From left, Sheila Shipley, Infection Control Nurse, and Bobby Mickens, Interim Director of Nursing and Women’s Health Nurse Practitioner, encourage you to get a flu shot. Call for an appointment or ask your provider during your next visit.

Welcome to October! It’s the time for cooler mornings, sunlight angling through the trees, even a bit of fog in the early hours.

It’s also time to get ready for flu season.

Experts say October is the best time to get your annual flu shot because you want to be vaccinated before the virus is circulating widely.

The Centers for Disease Control and Prevention recommend getting a flu shot between October and the end of the year.

At Swope Health Services, we’re ready!

“Getting a vaccine means you’ll have a better chance of avoiding the flu, missing work or school, and spreading the illness to others around you,” said Bobby Mickens, Interim Director of Nursing at SHS.

“I’m encouraging everyone to get a flu shot,” she said. “It’s a good prevention measure for everyone. And the more people who get the shot, the more protection we have to avoid spreading illness to the people who are more vulnerable to flu complications.”

Most health insurance programs cover flu vaccinations.

So what are you waiting for? Call 816-923-5800 to schedule an appointment or visit any of the SHS locations for a walk-in appointment.

Myths about the Flu Vaccine

Sheila Shipley, Infection Control Nurse, spends a lot of time debunking myths about the flu and the flu vaccine. Here are the most common ones:

  1. The flu shot will make me sick.

The vaccination is not made with a live virus so it can’t make you sick. It takes the vaccine about two weeks to become effective and provide protection, so it is possible you can be exposed to the flu and get sick during that period. That’s why it’s important to be vaccinated before the flu is widespread in the community.

Also, after the shot, some people may have soreness in their arm, a low-grade fever or achy feeling.  That’s normal, and to address it, she recommends exercising the sore arm and taking either Tylenol or Motrin for the fever and aches.

  1. I’m allergic to eggs so I can’t get a shot.

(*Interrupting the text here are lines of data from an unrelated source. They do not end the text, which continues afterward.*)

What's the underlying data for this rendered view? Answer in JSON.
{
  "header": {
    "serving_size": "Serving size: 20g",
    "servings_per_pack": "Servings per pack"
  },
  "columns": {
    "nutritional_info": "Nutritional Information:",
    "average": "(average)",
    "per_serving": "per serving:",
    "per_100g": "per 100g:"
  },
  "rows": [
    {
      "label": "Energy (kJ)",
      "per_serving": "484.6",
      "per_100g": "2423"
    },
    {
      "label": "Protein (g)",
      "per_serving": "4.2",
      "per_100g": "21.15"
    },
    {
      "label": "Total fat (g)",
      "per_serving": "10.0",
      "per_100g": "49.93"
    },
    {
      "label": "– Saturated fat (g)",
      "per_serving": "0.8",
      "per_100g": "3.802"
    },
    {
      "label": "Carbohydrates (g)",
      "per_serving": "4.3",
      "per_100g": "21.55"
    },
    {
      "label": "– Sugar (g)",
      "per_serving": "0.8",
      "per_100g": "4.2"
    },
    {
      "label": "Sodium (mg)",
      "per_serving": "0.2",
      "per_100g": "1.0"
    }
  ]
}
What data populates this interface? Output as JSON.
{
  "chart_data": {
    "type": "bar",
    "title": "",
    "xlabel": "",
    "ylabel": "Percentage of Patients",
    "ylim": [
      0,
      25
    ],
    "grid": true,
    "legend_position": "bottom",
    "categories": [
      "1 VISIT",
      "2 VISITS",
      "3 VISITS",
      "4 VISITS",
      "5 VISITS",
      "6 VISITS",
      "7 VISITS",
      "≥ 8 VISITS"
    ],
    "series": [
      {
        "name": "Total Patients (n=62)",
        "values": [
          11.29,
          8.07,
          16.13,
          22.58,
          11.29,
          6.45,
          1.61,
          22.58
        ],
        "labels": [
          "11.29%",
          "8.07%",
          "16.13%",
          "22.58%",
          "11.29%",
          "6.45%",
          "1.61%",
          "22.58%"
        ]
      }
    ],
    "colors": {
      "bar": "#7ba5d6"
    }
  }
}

The vaccine is safe even for people with egg allergies. Most people with egg allergies are still able to eat foods made with eggs, and so would not have an allergic reaction to the vaccine. People with serious allergic reactions to eggs are monitored after receiving the flu shot.

  1. I’m healthy and the flu is nothing more than a bad cold. I don’t need a shot.

Healthy people can get the flu. If you haven’t had it before, consider yourself lucky! But even if the flu affects you with only mild symptoms, you should remember that you are still carrying the virus and potentially spreading it to others who may be more vulnerable.

“In patients whose health is compromised, the flu can be truly life threatening,” she said. “They can be susceptible to pneumonia and other complications leading to death. Every year, thousands of people die from the flu.”